Many of what are now known as fairy tales began as teaching stories. The brothers Grimm went around and talked to the wise women of Europe (local teachers and healers, many of them carrying on an ancient oral tradition that preceded Christianity, and perhaps including material obtained during the Crusades from the Middle East) and collected many of their stories and published them. Some of them contain the germ of the original spiritual truth or parable they were meant to convey. Similar teaching stories can be found in the Arabian Nights of the Middle East, and in collections of stories from Asia.

In the very widespread and well-known story of the Sleeping Beauty, a beautiful and pure princess is induced by her wicked stepmother, the queen, to eat of a poisoned apple.

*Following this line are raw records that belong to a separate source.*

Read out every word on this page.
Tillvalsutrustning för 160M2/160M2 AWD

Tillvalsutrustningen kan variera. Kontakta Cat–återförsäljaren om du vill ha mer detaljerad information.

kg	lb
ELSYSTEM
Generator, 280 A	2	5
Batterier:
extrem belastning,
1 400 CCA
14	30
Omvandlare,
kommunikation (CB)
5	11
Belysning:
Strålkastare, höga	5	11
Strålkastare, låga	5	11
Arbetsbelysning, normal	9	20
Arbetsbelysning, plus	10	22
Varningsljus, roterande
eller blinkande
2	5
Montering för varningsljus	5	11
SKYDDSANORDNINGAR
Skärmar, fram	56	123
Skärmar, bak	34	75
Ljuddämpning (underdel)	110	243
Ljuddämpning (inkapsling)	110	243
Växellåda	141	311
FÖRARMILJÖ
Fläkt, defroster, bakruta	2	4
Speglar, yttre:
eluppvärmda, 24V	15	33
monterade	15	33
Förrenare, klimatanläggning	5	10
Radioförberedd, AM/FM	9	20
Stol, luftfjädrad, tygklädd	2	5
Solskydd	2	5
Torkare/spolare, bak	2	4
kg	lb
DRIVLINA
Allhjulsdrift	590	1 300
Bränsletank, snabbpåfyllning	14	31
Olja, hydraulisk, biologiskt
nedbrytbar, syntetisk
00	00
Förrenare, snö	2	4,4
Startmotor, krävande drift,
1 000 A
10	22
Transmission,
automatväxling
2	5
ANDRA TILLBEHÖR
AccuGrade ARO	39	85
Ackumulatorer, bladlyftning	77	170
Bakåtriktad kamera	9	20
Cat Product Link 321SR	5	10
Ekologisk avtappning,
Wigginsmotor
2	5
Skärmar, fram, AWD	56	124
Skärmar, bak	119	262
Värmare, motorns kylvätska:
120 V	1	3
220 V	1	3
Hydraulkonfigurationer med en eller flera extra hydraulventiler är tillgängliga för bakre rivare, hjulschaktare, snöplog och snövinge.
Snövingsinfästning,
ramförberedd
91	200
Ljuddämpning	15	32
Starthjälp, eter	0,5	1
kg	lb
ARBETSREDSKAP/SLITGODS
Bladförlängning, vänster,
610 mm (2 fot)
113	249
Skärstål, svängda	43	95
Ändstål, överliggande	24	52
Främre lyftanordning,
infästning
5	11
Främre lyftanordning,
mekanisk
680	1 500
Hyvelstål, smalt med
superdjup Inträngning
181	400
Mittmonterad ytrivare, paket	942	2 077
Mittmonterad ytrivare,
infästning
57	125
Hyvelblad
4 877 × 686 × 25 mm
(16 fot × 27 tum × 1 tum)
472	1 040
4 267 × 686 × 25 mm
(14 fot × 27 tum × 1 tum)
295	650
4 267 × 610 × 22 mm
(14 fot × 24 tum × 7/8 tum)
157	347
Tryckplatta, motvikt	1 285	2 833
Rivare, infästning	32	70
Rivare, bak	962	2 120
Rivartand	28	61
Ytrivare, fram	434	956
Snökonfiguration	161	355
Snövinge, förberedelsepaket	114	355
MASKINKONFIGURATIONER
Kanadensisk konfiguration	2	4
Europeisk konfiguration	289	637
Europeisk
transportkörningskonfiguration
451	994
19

The result is a deathlike sleep that can only be ended by the kiss of true love. This story is in fact an allegory of the sleeping essence of humanity.

The innocent and lovely princess represents our initial appearance in the world as essence , and our early infancy. The essence is the true heir to the kingdom of our life. The wicked stepmother, who appears in many of these stories, represents a figure that is supposed to care about us and seems to, but is in fact deceptive, completely selfish, and ultimately dangerous. This figure represents human civilization, and its effect on the essence. The queen is powerful and in control of the realm, and even running away does not permit us to escape her reach.

The magic mirror which tells the envious queen of the genuine beauty of the princess, the essence, represents our inner guide: our intuition or conscience. It knows the secrets of Life, and speaks only truth, which enrages the queen. It speaks from the heart, which we can only hear in Silence.

The beautiful and seductive poisoned apple of which we eat, (the same apple that Adam eats in the Garden of Eden) and which causes our apparently fatal sleep, is language, which promises so much, but has a heavy and secret price.

In the version of this parable called Snow White and the Seven Dwarves, the Dwarves represent the seven chakras, or centers, of the human organisms that support and protect the essence and are intimately involved in the process of its awakening. They also echo the idea of Seven Sins that can become Seven Virtues in Medieval religious tradition.

The noble prince who must kiss the princess before she can awaken represents Truth and the Teaching, and the possibility of the true love of Self and Life. Anything less will not serve. No ordinary means can awaken one from this kind of sleep.